Все были счастливы, особенно дети. Эпизоды, нарушавшие однообразное течение жизни в ограниченном пароходном пространстве, запоминались. Однажды и я стал невольным героем происшествия, к счастью комического. Непременный участник наших детских игр, симпатичный плюшевый медвежонок, на полном пароходном ходу упал в воду. Леля истошным голосом завопила: «Мишка за бортом!» В этот момент по странному стечению обстоятельств пароход дал длинный гудок, и на палубу в панике с безумными глазами выскочил Бурлаков, решивший, что я свалился в воду. Потом все долго смеялись, поддразнивали и детей, и Бурлакова.
Театральный коллектив был невелик, своего рода большая семья, где все дети пользовались общим вниманием и опекой взрослых, которые были относительно молоды. Одним из самых молодых был Зиновий Гердт, недавно демобилизованный и вошедший в состав труппы. Раненный на фронте в ногу, он заметно хромал, но в театре кукол актер играет за ширмой, поэтому хромота ему не мешала. Таким образом, в советском театре, а позднее и в кино, появился второй хромой актер, первым был неподражаемый Осип Абдулов. Гердт называл меня Бэмби, утверждая, что я похож на олененка Бэмби – главного героя популярнейшего диснеевского мультфильма. Сходство с киногероем, хотя и животного происхождения, мне льстило.
С актерами я перезнакомился быстро и пересмотрел все спектакли. Вечерние представления, конечно, детям посещать не рекомендовалось, но для театральных детей запрета не было. Смотреть спектакли можно было из зала, а можно – из-за кулис, то есть из-за ширмы, что позволяло увидеть скрытый от зрителя механизм театрального чуда и было особенно интересно. Мне очень нравился спектакль «Король-олень», где Пава играл две роли: заглавную роль короля Дерамо, романтически приподнятого персонажа, и вершителя судеб волшебника Бригеллы, в которого он удивительным образом по ходу пьесы перевоплощался, меняя голос и интонации. Пава был тонкий, замечательный артист, дарование которого, к сожалению, в театре кукол не могло раскрыться полностью, как говорили его бывшие сослуживцы, считавшие Паву актером мхатовской школы. Став старше, я понял, что кроме прекрасных актерских данных и режиссерских способностей Пава обладал и необыкновенными человеческими качествами и не зря его называли совестью театра. Много лет, несмотря на беспартийность, его избирали председателем профкома, и он считал неудобным для себя получить отдельную квартиру прежде актеров и других сотрудников театра, живших еще хуже, чем мы. При внешней мягкости стержень характера был твердым.
Однажды вечером, после спектакля в Куйбышеве, которому теперь возвращено его историческое имя Самара, мы в кромешной тьме пешком возвращались на пароход. Внезапно разразилась гроза, хлынул ливень. По улицам, спускающимся к реке, неслись потоки воды, изредка освещаемые полыхающими молниями. Мы добрались до пристани, вымокнув до нитки, с головы до пят. Водкой, добытой у соседей, мне растерли ноги и по совету опытных специалистов велели немного выпить. Водку, естественно, я пил впервые в жизни и был горд таким приобщением к взрослому миру. Я почувствовал некоторое тепло, разлившееся по телу, не опьянел, что меня удивило, но решил, что оставаться трезвым неинтересно, и довольно неумело начал изображать человека под хмельком. Взрослые забавлялись.

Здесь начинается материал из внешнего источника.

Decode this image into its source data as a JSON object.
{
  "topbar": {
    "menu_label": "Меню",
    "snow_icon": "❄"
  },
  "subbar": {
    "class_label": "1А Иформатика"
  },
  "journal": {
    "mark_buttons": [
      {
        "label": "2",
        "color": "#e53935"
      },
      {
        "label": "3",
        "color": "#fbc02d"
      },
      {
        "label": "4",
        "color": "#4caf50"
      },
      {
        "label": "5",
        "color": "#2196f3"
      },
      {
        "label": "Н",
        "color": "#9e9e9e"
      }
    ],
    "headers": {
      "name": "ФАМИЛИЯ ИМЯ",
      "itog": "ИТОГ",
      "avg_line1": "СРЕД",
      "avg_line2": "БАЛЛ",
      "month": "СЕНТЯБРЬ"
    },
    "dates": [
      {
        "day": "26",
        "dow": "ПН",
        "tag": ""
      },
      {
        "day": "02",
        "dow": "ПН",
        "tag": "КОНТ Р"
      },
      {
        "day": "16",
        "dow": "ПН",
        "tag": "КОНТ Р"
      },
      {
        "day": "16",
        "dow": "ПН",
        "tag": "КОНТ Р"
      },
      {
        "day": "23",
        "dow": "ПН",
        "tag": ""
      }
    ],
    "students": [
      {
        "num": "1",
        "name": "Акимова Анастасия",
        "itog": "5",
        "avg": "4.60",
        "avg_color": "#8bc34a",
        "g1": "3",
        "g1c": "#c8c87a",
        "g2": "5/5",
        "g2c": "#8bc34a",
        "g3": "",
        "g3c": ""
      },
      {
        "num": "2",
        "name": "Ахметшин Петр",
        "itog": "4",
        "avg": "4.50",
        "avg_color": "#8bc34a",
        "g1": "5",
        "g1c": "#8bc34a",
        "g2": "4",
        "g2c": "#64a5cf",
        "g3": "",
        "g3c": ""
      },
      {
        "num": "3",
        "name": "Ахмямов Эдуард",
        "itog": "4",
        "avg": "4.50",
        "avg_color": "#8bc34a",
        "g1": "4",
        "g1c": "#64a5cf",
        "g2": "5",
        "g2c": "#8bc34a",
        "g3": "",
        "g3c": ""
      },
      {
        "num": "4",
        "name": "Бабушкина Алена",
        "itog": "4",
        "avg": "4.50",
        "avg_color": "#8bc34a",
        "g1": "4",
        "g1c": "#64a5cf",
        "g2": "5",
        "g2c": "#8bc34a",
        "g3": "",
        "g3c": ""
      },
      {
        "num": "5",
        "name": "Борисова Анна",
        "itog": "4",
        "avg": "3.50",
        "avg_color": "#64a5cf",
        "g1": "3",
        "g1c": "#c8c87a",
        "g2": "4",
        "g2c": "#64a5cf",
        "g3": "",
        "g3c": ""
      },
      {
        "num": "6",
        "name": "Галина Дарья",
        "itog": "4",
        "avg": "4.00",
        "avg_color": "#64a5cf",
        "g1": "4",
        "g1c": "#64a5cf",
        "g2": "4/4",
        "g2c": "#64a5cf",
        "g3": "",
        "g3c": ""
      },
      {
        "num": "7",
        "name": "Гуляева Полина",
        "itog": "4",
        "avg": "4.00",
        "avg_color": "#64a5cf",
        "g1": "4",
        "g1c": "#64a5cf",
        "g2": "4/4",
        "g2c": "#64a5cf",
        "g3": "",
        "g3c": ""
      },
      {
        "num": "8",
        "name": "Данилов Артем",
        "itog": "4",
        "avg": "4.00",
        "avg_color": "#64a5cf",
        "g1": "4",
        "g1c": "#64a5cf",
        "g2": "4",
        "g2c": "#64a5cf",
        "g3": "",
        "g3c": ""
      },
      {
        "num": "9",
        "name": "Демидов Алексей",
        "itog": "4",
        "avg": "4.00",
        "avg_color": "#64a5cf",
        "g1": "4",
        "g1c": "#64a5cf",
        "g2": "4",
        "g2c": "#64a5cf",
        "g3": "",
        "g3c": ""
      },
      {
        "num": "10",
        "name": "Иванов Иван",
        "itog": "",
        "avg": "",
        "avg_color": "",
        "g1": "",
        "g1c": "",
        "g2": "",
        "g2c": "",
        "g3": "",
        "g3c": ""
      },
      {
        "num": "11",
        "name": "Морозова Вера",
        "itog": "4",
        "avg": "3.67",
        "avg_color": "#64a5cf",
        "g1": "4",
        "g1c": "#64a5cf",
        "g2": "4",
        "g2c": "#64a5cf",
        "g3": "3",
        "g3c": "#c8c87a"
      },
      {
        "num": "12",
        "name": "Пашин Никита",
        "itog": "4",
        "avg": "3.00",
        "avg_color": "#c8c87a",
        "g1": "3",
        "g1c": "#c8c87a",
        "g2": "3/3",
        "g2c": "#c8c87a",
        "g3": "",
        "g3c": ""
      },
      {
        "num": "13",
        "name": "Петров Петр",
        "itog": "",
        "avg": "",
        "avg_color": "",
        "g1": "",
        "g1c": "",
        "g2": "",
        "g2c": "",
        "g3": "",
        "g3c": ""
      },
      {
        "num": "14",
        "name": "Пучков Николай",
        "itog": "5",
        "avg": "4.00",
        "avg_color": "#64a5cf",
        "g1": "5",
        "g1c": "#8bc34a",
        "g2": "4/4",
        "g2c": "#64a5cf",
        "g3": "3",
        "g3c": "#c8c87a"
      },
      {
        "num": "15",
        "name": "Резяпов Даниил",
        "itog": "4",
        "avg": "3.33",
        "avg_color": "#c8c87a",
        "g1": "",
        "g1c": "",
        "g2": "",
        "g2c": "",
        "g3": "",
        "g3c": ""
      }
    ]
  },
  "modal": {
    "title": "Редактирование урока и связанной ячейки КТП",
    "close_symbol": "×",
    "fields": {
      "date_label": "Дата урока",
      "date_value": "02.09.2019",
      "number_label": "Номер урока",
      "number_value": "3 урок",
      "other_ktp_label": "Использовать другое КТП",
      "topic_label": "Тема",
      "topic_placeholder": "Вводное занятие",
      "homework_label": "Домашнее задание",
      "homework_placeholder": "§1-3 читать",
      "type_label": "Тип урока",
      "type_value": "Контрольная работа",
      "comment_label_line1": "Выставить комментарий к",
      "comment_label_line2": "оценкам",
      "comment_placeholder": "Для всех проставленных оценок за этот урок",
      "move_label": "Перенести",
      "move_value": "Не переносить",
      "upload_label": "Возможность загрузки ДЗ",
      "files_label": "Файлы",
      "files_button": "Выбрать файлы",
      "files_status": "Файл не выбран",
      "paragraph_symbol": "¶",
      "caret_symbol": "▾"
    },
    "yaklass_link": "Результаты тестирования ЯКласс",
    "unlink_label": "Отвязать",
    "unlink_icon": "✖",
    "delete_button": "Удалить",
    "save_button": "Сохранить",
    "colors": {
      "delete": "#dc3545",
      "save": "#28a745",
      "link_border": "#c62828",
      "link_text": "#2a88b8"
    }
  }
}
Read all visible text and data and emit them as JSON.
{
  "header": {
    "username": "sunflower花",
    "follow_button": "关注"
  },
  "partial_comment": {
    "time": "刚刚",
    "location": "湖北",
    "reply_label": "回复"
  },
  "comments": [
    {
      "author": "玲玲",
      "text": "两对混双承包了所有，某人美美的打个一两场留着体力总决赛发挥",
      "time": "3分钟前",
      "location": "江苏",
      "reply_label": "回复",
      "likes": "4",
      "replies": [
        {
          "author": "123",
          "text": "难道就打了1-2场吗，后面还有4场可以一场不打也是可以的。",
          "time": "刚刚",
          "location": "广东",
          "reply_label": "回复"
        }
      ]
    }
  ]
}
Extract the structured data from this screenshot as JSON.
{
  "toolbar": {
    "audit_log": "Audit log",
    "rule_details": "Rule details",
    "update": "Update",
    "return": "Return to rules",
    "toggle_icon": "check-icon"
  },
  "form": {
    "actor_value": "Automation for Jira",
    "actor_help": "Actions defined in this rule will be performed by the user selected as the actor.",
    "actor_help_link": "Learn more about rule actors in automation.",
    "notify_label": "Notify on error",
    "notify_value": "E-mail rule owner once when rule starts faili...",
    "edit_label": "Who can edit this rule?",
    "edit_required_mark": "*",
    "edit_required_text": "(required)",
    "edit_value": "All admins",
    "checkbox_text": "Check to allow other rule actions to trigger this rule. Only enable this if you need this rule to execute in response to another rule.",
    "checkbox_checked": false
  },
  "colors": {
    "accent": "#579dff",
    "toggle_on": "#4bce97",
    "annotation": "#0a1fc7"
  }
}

Между прочим, водка, несомненно, была дефицитным продуктом. Ведь карточную систему снабжения отменили значительно позже. Питание на пароходе также каким-то образом регулировалось нашими карточками и было не слишком полноценным. Именно после этого путешествия я возненавидел на всю жизнь овсянку, странную часть меню английских джентльменов. Видимо, поэтому запомнился на всю жизнь обед, который Галя устроила нам в Вольске. В этом маленьком городке, утопавшем в белой пыли, производимой местным цементным заводом, на рынке была куплена парная свинина, из которой в пароходном камбузе Галя сотворила вкуснейшее в моей жизни жаркое.
На карточные талоны нам полагались две порции, которые за столом мы делили на троих, поэтому обедать в кают-компанию мы всегда ходили всей семьей. Но однажды на какой-то стоянке, когда Пава был занят на репетиции, а мне очень хотелось присоединиться к группе, сходившей на берег, я побежал обедать один, не подумав о том, что Гале и Паве остается одна порция на двоих. С дробями в арифметике я уже справлялся неплохо, но еще не имел опыта применения теории на практике. Потом было очень стыдно.
К концу гастролей я повидал все приволжские города, впечатления от которых постепенно стерлись. Лишь один город впечатался в память намертво – это Сталинград.